Bonus Time reservations are limited to one at a time; whereas, multiple, consecutive or non-consecutive credit reservations may be held at one time.

*"11. Number of Bonus Time Reservations. An Owner may use as many Bonus Time reservations as possible within the following limitations. An Owner may have only one Bonus Time reservation until the reservation has been completed."*


----------



## Sandy VDH (Jul 14, 2022)

strictly BT yes only 1, but IS and MM you can hold more than 1.  I do not know what the exact number is.


----------



## VacationForever (Jul 14, 2022)

Sandy VDH said:


> strictly BT yes only 1, but IS and MM you can hold more than 1.  I do not know what the exact number is.


What is "IS" reservation?


----------



## Eric B (Jul 14, 2022)

Inventory Specials.









						Save on last-minute travel with Inventory Specials.
					

Take advantage of great credit discounts at select WorldMark by Wyndham resorts.

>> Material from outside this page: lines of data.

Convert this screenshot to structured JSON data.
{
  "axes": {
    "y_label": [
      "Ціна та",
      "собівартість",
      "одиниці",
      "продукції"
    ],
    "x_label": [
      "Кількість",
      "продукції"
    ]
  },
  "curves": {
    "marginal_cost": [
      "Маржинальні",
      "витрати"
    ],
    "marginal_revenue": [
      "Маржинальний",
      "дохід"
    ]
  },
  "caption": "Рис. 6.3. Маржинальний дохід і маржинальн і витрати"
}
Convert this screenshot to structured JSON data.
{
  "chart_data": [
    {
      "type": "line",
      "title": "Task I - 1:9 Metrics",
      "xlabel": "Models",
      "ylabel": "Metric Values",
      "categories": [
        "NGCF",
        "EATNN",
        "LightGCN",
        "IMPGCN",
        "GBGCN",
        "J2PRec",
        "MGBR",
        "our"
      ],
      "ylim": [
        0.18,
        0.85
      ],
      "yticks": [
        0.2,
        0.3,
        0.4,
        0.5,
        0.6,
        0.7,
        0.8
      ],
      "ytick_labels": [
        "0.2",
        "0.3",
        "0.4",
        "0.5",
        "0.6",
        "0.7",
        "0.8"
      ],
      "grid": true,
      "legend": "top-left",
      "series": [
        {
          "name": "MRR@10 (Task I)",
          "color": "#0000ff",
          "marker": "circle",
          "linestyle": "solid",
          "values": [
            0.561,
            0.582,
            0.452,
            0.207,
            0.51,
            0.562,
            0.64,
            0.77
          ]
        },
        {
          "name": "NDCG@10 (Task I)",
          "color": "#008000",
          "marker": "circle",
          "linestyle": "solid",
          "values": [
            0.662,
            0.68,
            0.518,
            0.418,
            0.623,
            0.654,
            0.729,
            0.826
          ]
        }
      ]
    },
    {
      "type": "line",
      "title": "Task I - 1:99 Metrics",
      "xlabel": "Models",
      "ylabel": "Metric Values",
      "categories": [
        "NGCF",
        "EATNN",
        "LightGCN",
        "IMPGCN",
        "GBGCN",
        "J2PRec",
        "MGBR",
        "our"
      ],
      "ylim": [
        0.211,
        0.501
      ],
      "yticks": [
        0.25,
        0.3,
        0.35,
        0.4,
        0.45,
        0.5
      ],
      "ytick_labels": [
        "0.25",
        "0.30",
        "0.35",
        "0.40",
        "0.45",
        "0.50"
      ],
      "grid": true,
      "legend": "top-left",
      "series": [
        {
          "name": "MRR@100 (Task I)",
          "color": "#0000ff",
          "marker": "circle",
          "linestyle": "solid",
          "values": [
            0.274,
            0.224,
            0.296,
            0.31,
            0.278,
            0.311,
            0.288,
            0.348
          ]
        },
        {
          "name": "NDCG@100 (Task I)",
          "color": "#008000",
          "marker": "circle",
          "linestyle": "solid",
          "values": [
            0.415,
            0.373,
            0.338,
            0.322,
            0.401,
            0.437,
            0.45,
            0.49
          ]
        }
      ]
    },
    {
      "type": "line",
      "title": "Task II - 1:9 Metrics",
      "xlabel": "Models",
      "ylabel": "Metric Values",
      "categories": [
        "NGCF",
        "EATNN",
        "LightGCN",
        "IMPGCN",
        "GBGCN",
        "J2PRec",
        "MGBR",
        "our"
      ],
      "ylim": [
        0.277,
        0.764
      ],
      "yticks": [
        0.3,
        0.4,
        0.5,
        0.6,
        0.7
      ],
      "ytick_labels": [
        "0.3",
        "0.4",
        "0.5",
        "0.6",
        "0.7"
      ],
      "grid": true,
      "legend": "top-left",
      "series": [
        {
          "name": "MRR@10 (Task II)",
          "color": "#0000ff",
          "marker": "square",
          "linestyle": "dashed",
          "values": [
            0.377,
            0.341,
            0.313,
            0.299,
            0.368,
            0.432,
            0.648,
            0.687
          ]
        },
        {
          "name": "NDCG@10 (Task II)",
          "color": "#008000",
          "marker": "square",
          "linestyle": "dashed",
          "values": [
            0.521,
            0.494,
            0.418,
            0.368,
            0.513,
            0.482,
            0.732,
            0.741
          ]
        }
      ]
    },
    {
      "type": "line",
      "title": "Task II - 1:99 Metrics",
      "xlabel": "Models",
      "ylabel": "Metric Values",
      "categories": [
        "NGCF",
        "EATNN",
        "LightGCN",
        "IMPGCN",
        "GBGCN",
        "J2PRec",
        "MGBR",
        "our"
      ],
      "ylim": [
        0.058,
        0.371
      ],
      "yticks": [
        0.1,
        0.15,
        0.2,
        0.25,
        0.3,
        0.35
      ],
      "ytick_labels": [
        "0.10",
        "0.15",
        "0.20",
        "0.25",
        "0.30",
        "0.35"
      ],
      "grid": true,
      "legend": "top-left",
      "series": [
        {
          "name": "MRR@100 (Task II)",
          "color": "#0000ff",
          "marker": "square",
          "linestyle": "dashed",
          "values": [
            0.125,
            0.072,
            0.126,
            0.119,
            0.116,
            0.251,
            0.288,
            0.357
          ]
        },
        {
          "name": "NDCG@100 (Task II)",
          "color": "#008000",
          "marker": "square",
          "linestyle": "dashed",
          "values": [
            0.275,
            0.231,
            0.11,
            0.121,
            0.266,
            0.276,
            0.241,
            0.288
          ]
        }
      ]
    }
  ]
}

					worldmark.wyndhamdestinations.com


----------



## bizaro86 (Jul 14, 2022)

Sandy VDH said:


> strictly BT yes only 1, but IS and MM you can hold more than 1.  I do not know what the exact number is.



MM is 6. No limit on IS. Fax is 3.


----------



## VacationForever (Jul 14, 2022)

Another question, if I book a 30-day stay, do I have to pay for 5 housekeeping, tokens/cash, presumably 1 housekeeping token for every 7 nights or is it per reservation?  If per reservation, does it mean that I don't get housekeeping throughout the stay?  Do I then pay for housekeeping in cash if I want someone to come clean the room during the stay?  

Thanks!


----------



## Eric B (Jul 14, 2022)

See C.17-19 on page 363.  1 HK per continuous Vacation Credit stay at one resort; the housekeeping happens at the end of the stay (to make the unit ready for the next guest).  Additional housekeeping is optional and costs the fees given in the table.









						Demo
					






					cbadb35588.site.internapcdn.net


----------



## VacationForever (Jul 14, 2022)

Eric B said:


> See C.17-19 on page 363.  1 HK per continuous Vacation Credit stay at one resort; the housekeeping happens at the end of the stay (to make the unit ready for the next guest).  Additional housekeeping is optional and costs the fees given in the table.
> 
> 
> 
> ...


You must have the handbook memorized!  Thank you so much, again!


----------



## Eric B (Jul 14, 2022)

VacationForever said:


> You must have the handbook memorized!  Thank you so much, again!



Not memorized - just bookmarked with a familiarity with where the guidelines are.  I've got too many weeks in too many different systems to memorize them all....


----------